Ma la terra montanina è una madre parca e poco può donare ai suoi figli. Così Gigetto ha nel podere del Serinaccio un deposito di carbone e quando è il tempo dei tagli si mette per il bosco con le ambasciate dei carbonai. Segna i sentieri per i muli carichi, gli spazi tondi per le carbonare, i rifugi sotto una capanna di zolle nelle notti fredde e piovose. La sera, mentre l’ardore nascosto fuma silenziosamente e le cataste lontane rosseggiano, i carbonai si adunano attorno al loro piccolo re e incominciano dopo la cena frugale una gara di canto. Il giorno, nei brevi riposi, il capo si diverte a imprigionare la luce.
— Perchè – chiesi un giorno al mio amico – non hai fotografato la Torre del Fattucchio?

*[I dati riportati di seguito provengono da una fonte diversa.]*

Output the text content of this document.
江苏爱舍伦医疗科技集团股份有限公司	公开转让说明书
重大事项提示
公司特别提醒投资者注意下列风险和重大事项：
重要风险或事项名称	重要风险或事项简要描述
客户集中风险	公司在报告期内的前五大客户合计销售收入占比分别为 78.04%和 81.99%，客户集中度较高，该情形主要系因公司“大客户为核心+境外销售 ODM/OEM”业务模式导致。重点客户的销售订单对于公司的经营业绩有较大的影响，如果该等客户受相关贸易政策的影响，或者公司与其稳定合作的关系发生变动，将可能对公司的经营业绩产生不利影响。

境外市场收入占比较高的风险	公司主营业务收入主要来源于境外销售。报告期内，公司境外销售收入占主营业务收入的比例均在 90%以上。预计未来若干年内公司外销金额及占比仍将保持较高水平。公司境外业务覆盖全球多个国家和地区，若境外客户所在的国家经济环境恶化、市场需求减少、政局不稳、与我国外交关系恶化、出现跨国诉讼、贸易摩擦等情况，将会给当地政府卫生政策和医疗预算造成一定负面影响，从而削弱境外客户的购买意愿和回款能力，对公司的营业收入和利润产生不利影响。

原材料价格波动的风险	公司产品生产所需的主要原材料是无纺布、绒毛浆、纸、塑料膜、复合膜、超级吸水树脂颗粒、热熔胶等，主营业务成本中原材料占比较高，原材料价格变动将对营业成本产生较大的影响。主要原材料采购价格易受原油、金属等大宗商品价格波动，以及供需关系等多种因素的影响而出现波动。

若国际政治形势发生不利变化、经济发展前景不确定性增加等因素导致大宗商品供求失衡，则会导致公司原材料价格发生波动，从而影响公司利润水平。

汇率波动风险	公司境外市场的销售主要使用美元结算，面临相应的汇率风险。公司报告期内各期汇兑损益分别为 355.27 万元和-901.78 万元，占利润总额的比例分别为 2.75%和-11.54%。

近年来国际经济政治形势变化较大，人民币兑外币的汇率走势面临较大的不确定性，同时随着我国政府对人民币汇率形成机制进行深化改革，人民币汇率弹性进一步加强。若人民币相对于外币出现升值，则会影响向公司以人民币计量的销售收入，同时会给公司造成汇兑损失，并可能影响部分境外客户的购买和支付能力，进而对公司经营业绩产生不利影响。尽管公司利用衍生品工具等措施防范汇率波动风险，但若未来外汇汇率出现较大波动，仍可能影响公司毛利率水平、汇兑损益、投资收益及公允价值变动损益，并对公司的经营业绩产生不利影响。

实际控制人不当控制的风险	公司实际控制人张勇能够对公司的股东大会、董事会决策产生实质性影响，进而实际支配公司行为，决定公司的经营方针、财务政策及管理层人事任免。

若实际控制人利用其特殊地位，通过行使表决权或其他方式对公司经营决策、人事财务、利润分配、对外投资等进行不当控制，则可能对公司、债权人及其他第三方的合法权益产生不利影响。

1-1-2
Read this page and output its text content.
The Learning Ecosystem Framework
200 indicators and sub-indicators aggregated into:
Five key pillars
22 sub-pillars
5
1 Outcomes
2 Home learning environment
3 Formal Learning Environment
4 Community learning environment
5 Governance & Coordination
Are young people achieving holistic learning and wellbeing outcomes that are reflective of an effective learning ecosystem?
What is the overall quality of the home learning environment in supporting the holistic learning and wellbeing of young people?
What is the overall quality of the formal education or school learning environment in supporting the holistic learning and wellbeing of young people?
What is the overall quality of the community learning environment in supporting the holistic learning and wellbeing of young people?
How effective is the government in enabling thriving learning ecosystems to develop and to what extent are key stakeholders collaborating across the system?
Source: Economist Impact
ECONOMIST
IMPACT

Hai dimenticato una delle più belle rarità della nostra montagna.
— Non l’ho dimenticata – mi rispose versandosi dal fiasco l’ultimo bicchiere di vinetto agro – ma temo che mi debba portare sfortuna.
— Non ridere! proseguì con aria severa. – C’è una storia che qui tutti sanno e che nessuno ti avrà raccontato per rispetto di me. Ma è una cosa terribile. Ne riparleremo. Se mai, se ti preme per il giornale, puoi ritrattarla tu.
E per tutto quel giorno fu di umore accigliato e stette quasi di continuo seduto sul botro che porta l’acqua del torrente al mulino di sotto. Io leggevo un libro di novelle noiose sotto un castagno non lungi da lui; e come alzavo spesso gli occhi dalle pagine gravi, vedevo il suo volto peloso in cui gli occhi e la bocca parevano quasi sparire nella gran barba rossa e nelle sopraciglie irsute. Pareva la testa di un faggio nodoso, d’inverno, quando le foglie sono purpuree, e, da lontano, tutta la boscaglia al sole pare che bruci. Ora, pensandoci, io mi ricordavo di aver sentito nei discorsi degli altri qualche accenno ad un fatto tragico; ma non sapevo che la Torre del Fattucchio c’entrasse. Dicono che molti secoli or sono, là sotto, nella roccia, una fattucchiera nascose un tesoro. Nessuno lo ha mai trovato, perchè il gigante quadrato lo custodisce sotto il suo macigno sul quale i falchi hanno posto il nido. Di dove stavo leggendo, io vedeva, dietro la cortina dei faggi, il masso snello staccato dal fianco della montagna e profilato netto sul cielo, liscio e quadrato come un’opera degli uomini ingegnosi e pur dovuto alla natura inconsapevole o, come credevano lassù, al sortilegio di una maga. Proprio ai piedi della Torre, pericolosissimo ma accessibile, c’è un lastrone sul quale io un giorno avevo passato alcune ore, sospeso sul baratro, come un anacoreta della Tebaide su una stele sacra. E mi ero sentito fratello della roccia grigia e tutt’uno coi falchi che mi stridevano intorno senza timore.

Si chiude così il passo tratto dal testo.